Plus de 45 organisations paysannes sont aujourd’hui inscrites sur la plateforme et près de 4 000 personnes peuvent vendre leurs produits en ligne. L’ANCAR envisage d’utiliser la plateforme senlouma.org pour mettre en contact les producteurs des zones rurales avec des négociants en semences, des fournisseurs d’intrants, des spécialistes de la transformation des aliments, des assureurs, des grossistes et des institutions financières.
Jusqu’à présent, des bénéficiaires des régions du Saloum et de Niaye ont découvert de nouveaux marchés et établi des partenariats dans tout le pays, en particulier dans les régions situées à l’est, comme Tambacounda et Kedougou, où la production maraîchère est assez peu développée.
La plateforme Senlouma a par ailleurs été retenue pour recevoir des fonds supplémentaires, dans le cadre d’une initiative de l’Agence universitaire de la francophonie, en partenariat avec l’Agence nationale de la recherche scientifique appliquée au Sénégal. Ces fonds aideront des bénéficiaires à obtenir des brevets commerciaux et à développer leurs activités au Bénin, au Burkina Faso, au Sénégal et au Togo.
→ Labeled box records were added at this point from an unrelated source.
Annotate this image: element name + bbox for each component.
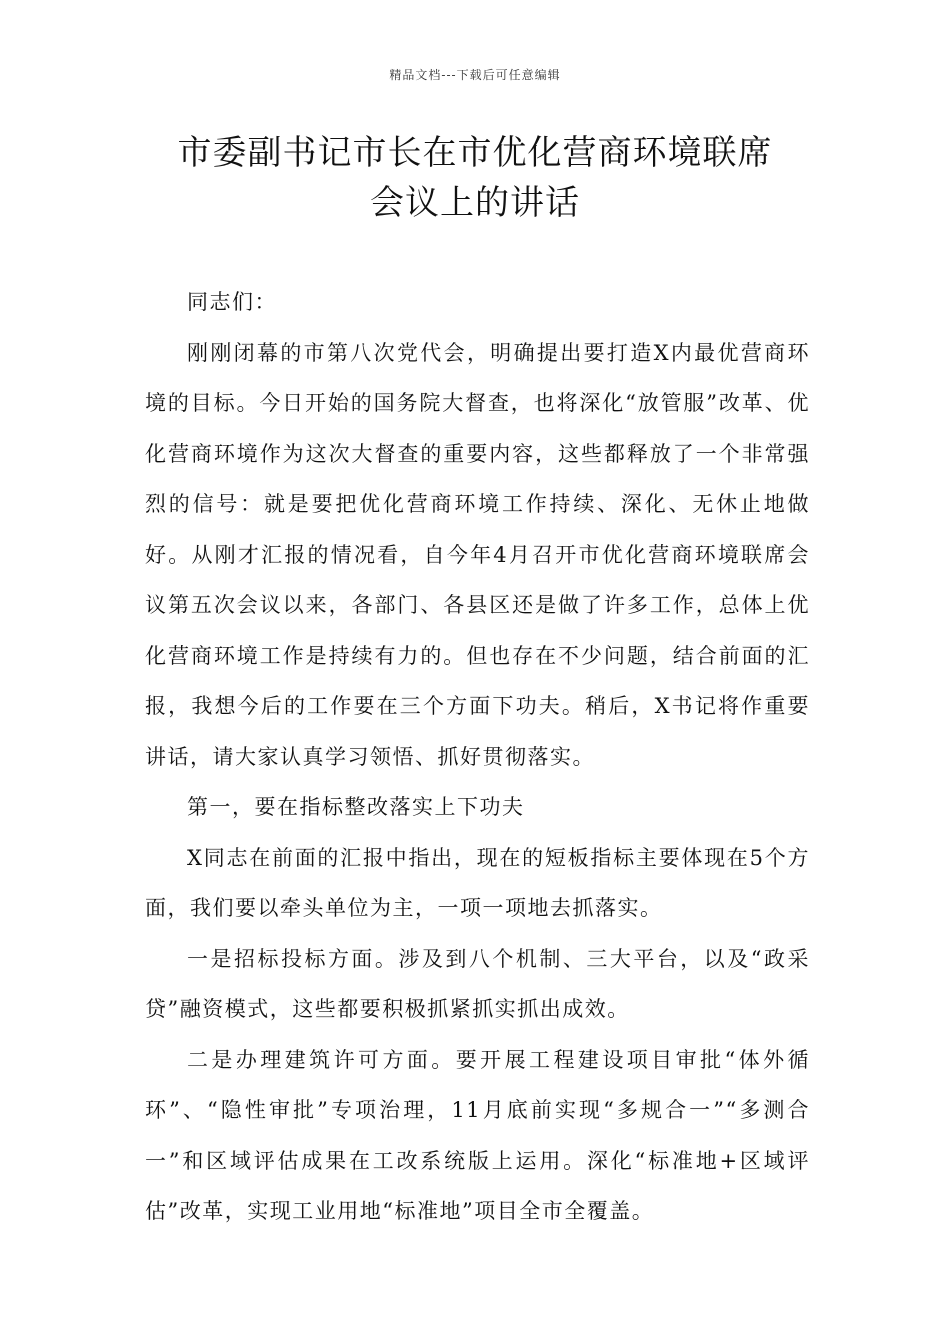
paragraph: 二是办理建筑许可方面。要开展工程建设项目审批“体外循环”、“隐性审批”专项治理，11月底前实现“多规合一”“多测合一”和区域评估成果在工改系统版上运用。深化“标准地+区域评估”改革，实现工业用地“标准地”项目全市全覆盖。 xyxy=(145,1047,810,1223)
title-line-2: 会议上的讲话 xyxy=(370,183,580,223)
section-heading: 第一，要在指标整改落实上下功夫 xyxy=(187,795,525,819)
paragraph: 刚刚闭幕的市第八次党代会，明确提出要打造X内最优营商环境的目标。今日开始的国务院大督查，也将深化“放管服”改革、优化营商环境作为这次大督查的重要内容，这些都释放了一个非常强烈的信号：就是要把优化营商环境工作持续、深化、无休止地做好。从刚才汇报的情况看，自今年4月召开市优化营商环境联席会议第五次会议以来，各部门、各县区还是做了许多工作，总体上优化营商环境工作是持续有力的。但也存在不少问题，结合前面的汇报，我想今后的工作要在三个方面下功夫。稍后，X书记将作重要讲话，请大家认真学习领悟、抓好贯彻落实。 xyxy=(145,340,810,769)
salutation: 同志们： xyxy=(187,290,277,314)
paragraph: 一是招标投标方面。涉及到八个机制、三大平台，以及“政采贷”融资模式，这些都要积极抓紧抓实抓出成效。 xyxy=(145,946,810,1021)
paragraph: X同志在前面的汇报中指出，现在的短板指标主要体现在5个方面，我们要以牵头单位为主，一项一项地去抓落实。 xyxy=(145,845,810,920)
document-body xyxy=(145,277,810,1237)
document-title xyxy=(100,128,850,228)
page-header: 精品文档---下载后可任意编辑 xyxy=(389,68,561,82)
title-line-1: 市委副书记市长在市优化营商环境联席 xyxy=(177,133,773,173)
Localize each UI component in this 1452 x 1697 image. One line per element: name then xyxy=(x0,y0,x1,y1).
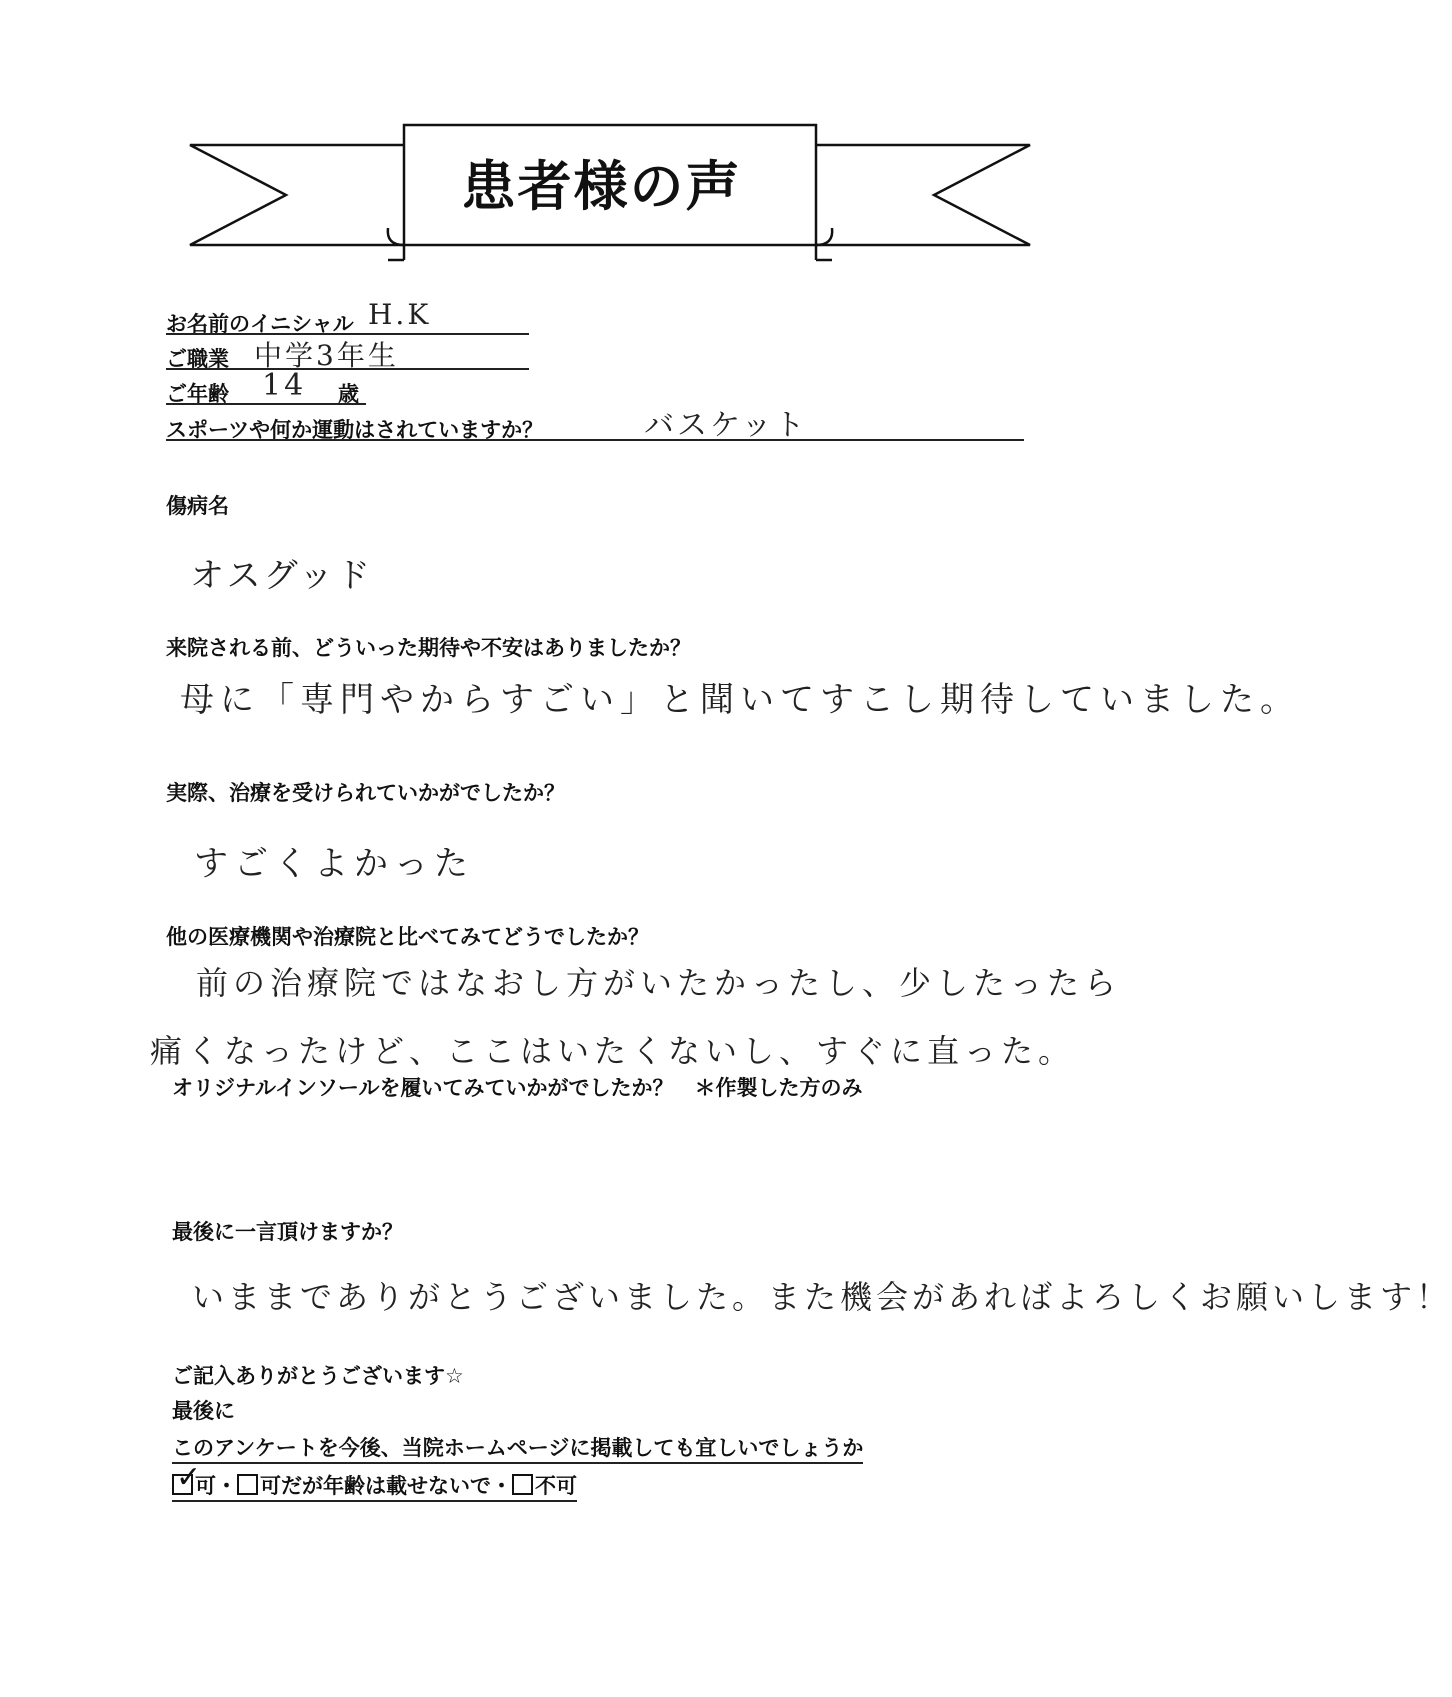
checkbox-allow-no-age[interactable] xyxy=(237,1474,258,1495)
last-text: 最後に xyxy=(172,1399,235,1423)
option-allow-no-age-label: 可だが年齢は載せないで xyxy=(260,1474,491,1498)
age-label: ご年齢 xyxy=(166,382,229,406)
sport-underline xyxy=(166,439,1024,441)
age-underline xyxy=(166,403,366,405)
checkbox-deny[interactable] xyxy=(512,1474,533,1495)
answer-text: 前の治療院ではなおし方がいたかったし、少したったら xyxy=(196,964,1122,1002)
initial-value: H.K xyxy=(368,298,432,331)
answer-text: いままでありがとうございました。また機会があればよろしくお願いします！ xyxy=(192,1278,1452,1316)
sport-label: スポーツや何か運動はされていますか？ xyxy=(166,418,544,442)
page-title: 患者様の声 xyxy=(461,155,742,218)
thanks-text: ご記入ありがとうございます☆ xyxy=(172,1364,464,1388)
checkbox-allow[interactable] xyxy=(172,1460,202,1495)
question-label: 他の医療機関や治療院と比べてみてどうでしたか？ xyxy=(166,925,649,949)
option-deny-label: 不可 xyxy=(535,1474,577,1498)
age-value: 14 xyxy=(262,368,307,403)
question-label: 実際、治療を受けられていかがでしたか？ xyxy=(166,781,565,805)
answer-text: すごくよかった xyxy=(194,844,474,884)
job-underline xyxy=(166,368,529,370)
question-label: オリジナルインソールを履いてみていかがでしたか？ ＊作製した方のみ xyxy=(172,1076,863,1100)
answer-text: オスグッド xyxy=(190,556,373,596)
job-value: 中学3年生 xyxy=(254,339,399,372)
answer-text: 痛くなったけど、ここはいたくないし、すぐに直った。 xyxy=(150,1032,1076,1070)
job-label: ご職業 xyxy=(166,347,229,371)
consent-question: このアンケートを今後、当院ホームページに掲載しても宜しいでしょうか xyxy=(172,1432,863,1462)
sport-value: バスケット xyxy=(644,408,808,443)
question-label: 来院される前、どういった期待や不安はありましたか？ xyxy=(166,636,691,660)
question-label: 傷病名 xyxy=(166,494,229,518)
consent-options: ✓ 可・ 可だが年齢は載せないで・ 不可 xyxy=(172,1470,577,1500)
question-label: 最後に一言頂けますか？ xyxy=(172,1220,403,1244)
initial-label: お名前のイニシャル xyxy=(166,312,354,336)
answer-text: 母に「専門やからすごい」と聞いてすこし期待していました。 xyxy=(180,680,1300,720)
age-unit: 歳 xyxy=(338,382,359,406)
check-mark-icon: ✓ xyxy=(176,1460,202,1495)
option-allow-label: 可 xyxy=(195,1474,216,1498)
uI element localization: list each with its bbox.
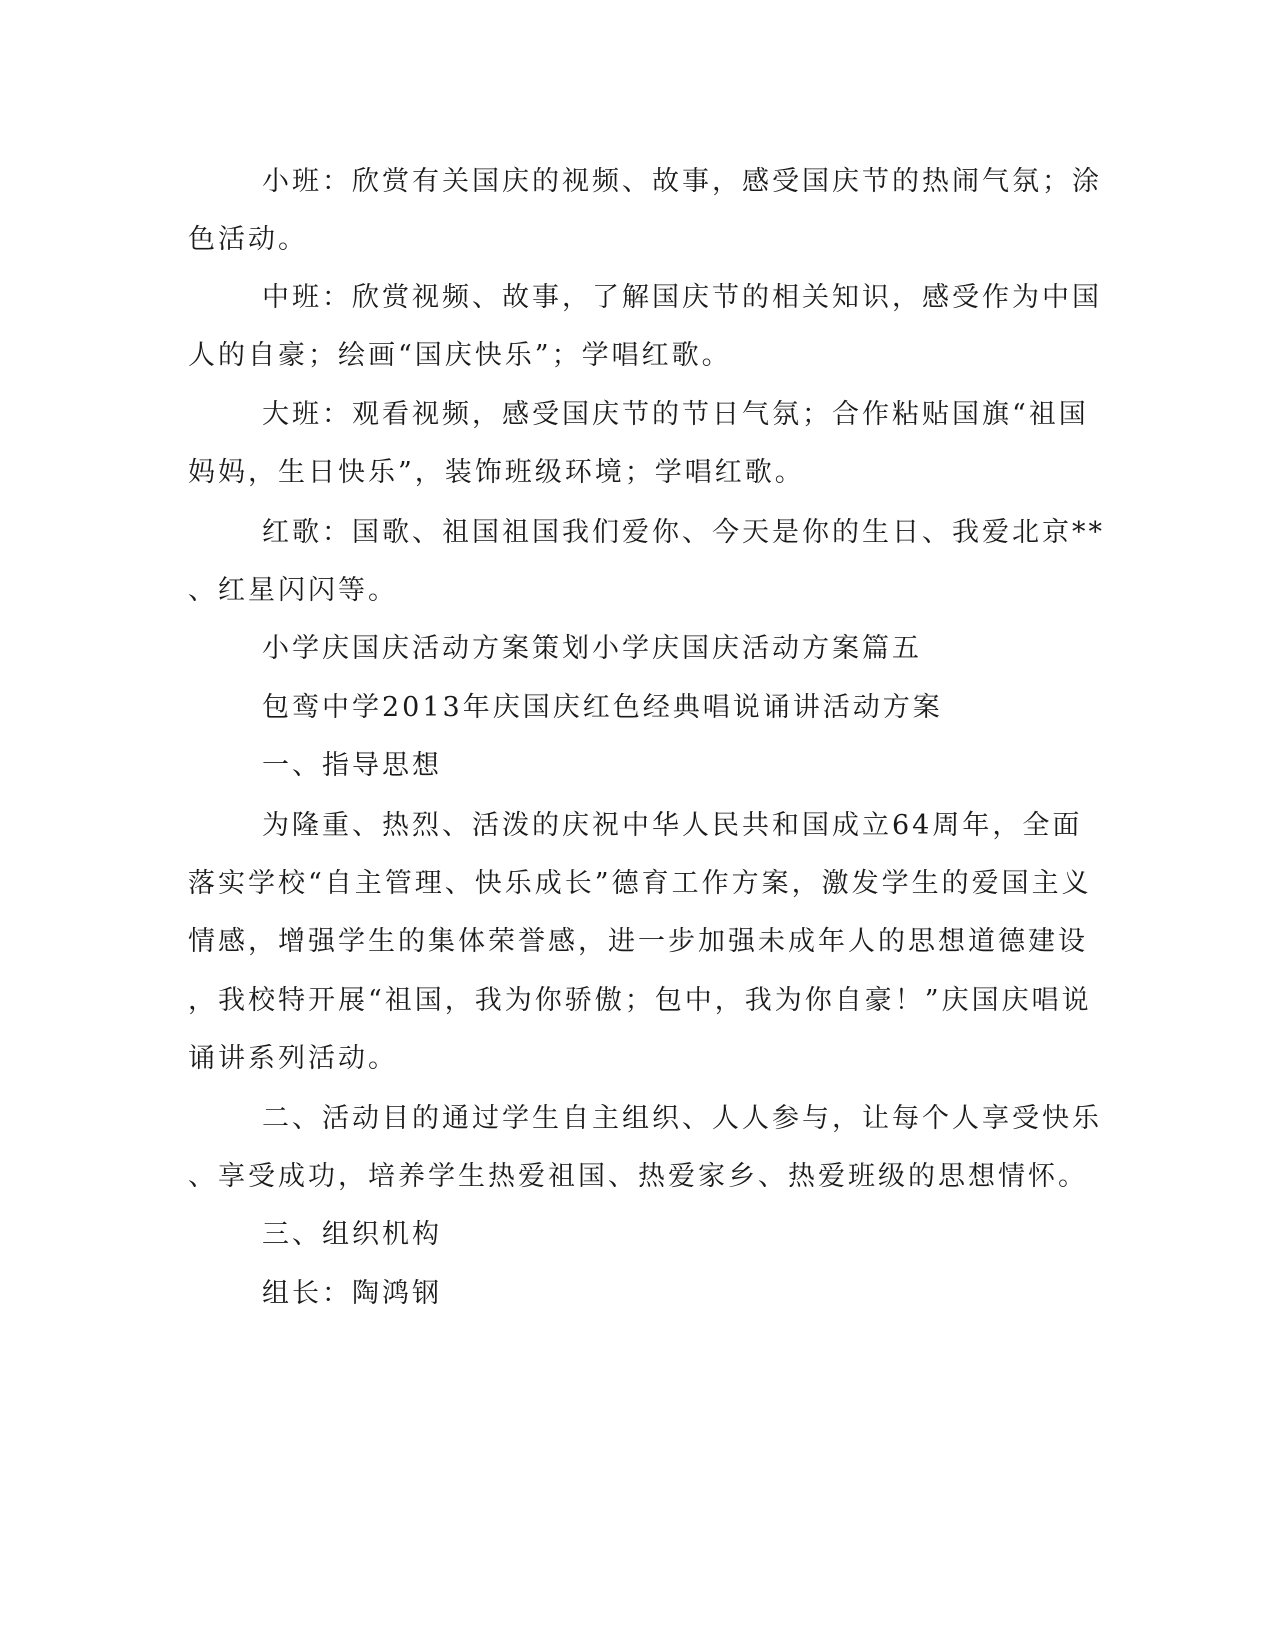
plan-title: 包鸾中学2013年庆国庆红色经典唱说诵讲活动方案 bbox=[262, 692, 943, 723]
text-line: 色活动。 bbox=[188, 224, 308, 255]
text-line: 、红星闪闪等。 bbox=[188, 575, 398, 606]
text-line: 情感，增强学生的集体荣誉感，进一步加强未成年人的思想道德建设 bbox=[188, 926, 1088, 957]
text-line: 组长：陶鸿钢 bbox=[262, 1278, 442, 1309]
text-line: 人的自豪；绘画“国庆快乐”；学唱红歌。 bbox=[188, 340, 732, 371]
heading-organization: 三、组织机构 bbox=[262, 1219, 442, 1250]
text-line: 小班：欣赏有关国庆的视频、故事，感受国庆节的热闹气氛；涂 bbox=[262, 166, 1102, 197]
text-line: 诵讲系列活动。 bbox=[188, 1043, 398, 1074]
text-line: 二、活动目的通过学生自主组织、人人参与，让每个人享受快乐 bbox=[262, 1103, 1102, 1134]
text-line: 红歌：国歌、祖国祖国我们爱你、今天是你的生日、我爱北京** bbox=[262, 517, 1105, 548]
text-line: 大班：观看视频，感受国庆节的节日气氛；合作粘贴国旗“祖国 bbox=[262, 399, 1089, 430]
text-line: 为隆重、热烈、活泼的庆祝中华人民共和国成立64周年，全面 bbox=[262, 810, 1083, 841]
text-line: 妈妈，生日快乐”，装饰班级环境；学唱红歌。 bbox=[188, 457, 805, 488]
text-line: ，我校特开展“祖国，我为你骄傲；包中，我为你自豪！”庆国庆唱说 bbox=[188, 985, 1092, 1016]
text-line: 落实学校“自主管理、快乐成长”德育工作方案，激发学生的爱国主义 bbox=[188, 868, 1092, 899]
text-line: 中班：欣赏视频、故事，了解国庆节的相关知识，感受作为中国 bbox=[262, 282, 1102, 313]
section-title: 小学庆国庆活动方案策划小学庆国庆活动方案篇五 bbox=[262, 633, 922, 664]
heading-guiding-ideology: 一、指导思想 bbox=[262, 750, 442, 781]
text-line: 、享受成功，培养学生热爱祖国、热爱家乡、热爱班级的思想情怀。 bbox=[188, 1161, 1088, 1192]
Les solutions numériques de plus en plus adoptées au niveau local
Depuis août 2022, Mamadou fait partie de la communauté de plus de 300 000 agriculteurs sénégalais inscrits au programme SAIDA, qui reçoivent des conseils dans leur langue locale. La Banque africaine de développement (BAfD) a également mobilisé 1 million d’USD en 2022 pour déployer le programme SAIDA ainsi que d’autres initiatives de développement numérique de la FAO dans la région de la Casamance, située dans le sud du Sénégal, ce qui a permis de financer la mise au point de nouvelles applications.
Grâce à ces technologies, Mamadou a repris confiance dans son activité agricole : « Je suis confiant lorsque je cultive ma terre et fixe mes prix. Je sais que je peux gagner assez pour nourrir ma famille, scolariser mes enfants et développer mon entreprise. »
Le programme SAIDA s’inscrit dans le volet sénégalais de l’initiative «1 000 villages numériques» menée par la FAO. Cette initiative promeut la transformation rurale par l’intermédiaire d’une transformation numérique de l’agriculture, l’objectif étant de remédier aux goulets d’étranglement dans les secteurs agricole et non agricole et de miser sur une plus grande innovation pour améliorer production.
L’organisation place les petits producteurs au cœur de la lutte contre la faim, la pauvreté et les inégalités. Le Sénégal figure parmi les neuf pays africains et les nombreux autres pays de par le monde qui participent à l’initiative « 1.000 villages numériques ».